Arts News Sunday 4 February 2024

From Culture 101, 1:57 pm on 4 February 2024

Art mega-event - the Venice Biennale has announced the artists participating in their 2024 showcase international exhibition, Foreigners Everywhere. It will include eight respected Māori artists, including three senior figures - Sandy Adsett, Fred Graham amd Selwyn Wilson. Celebrated sculptor Brett Graham and the Mataaho art collecitve, whose giant Te Papa installation was deinstalled this week - will also participate. 

It's a busy time in HR for two key national cultural organisations. 

Following the departure of Experience Wellington CEO Sarah Rusholme late last year - who led a controversial restructure of the organisation - there have been two more departures from the senior leadership team - Chief operating officer Louise Saviker and Director of Art and Heritage Elizabeth Caldwell. 

Caldwell has been director of City Gallery since 2012 and will leave March 1. She moves on to Napier City Council to be Manager Arts, Culture and Heritage. 

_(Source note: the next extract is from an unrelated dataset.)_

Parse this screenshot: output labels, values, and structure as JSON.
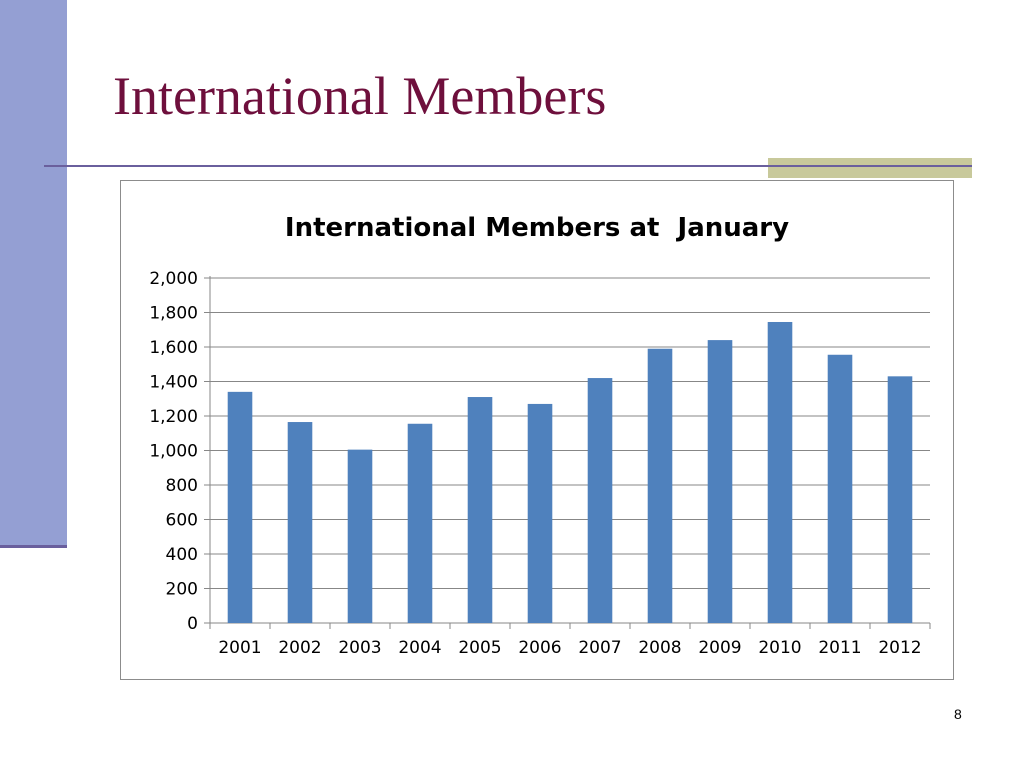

This all follows in October Experience Wellington closing Capital E, the national theatre for children after 25 years. Experience Wellington are also responsible for managing institutions such as the gallery and Wellington Museum.

Staying with departures - two key programmers have left Whānau Mārama New Zealand International Film Festival. China/East Asia programmer Vicco Ho announced her resignation on social media, but perhaps the biggest blow is the departure of Ant Timpson who has worked with the festival for more than 30 years. Timpson has suggested the festival needs a major restructure - something the festival itself indicated with its November publication of a 10-year strategy.


Former Christchurch film-maker and musician Jonathan Ogilvie's film Head South played at the Rotterdam International Film Festival last week to a long standing ovation, and some solid reviews. The semi-autobiographical film tells the story of Angus, whose life is changed by punk rock while at high school in Christchurch in 1979. No release date has been set yet. 

The 2024 Ockham New Zealand Book Awards longlists have been released. Twelve of the 44 longlisted books are by first-time authors, and they are published by a record number of 20 individual publishing houses across the motu. 

Alongside the first-time authors, the Jann Medlicott Acorn Prize for Fiction includes relative heavyweights like Pip Adam, Anna Samill, Eleanor Catton, Catherine Chidgey and Emily Perkins, illustrating 2023 was quite a year for women in Aotearoa fiction.


Finally we were saddened to hear of the death of dynamic sculptor Warren Viscoe in late January. Highly regarded, Viscoe had a survey exhibition at the Dowse Art Musuem in 1997. 

Curator Justin Paton once said: "Walk into a gallery filled with Warren Viscoe's sculptures and you enter a working forest, a structure of structures, a meditation on landscape and memory that is told in planks and branches and wire and know-how."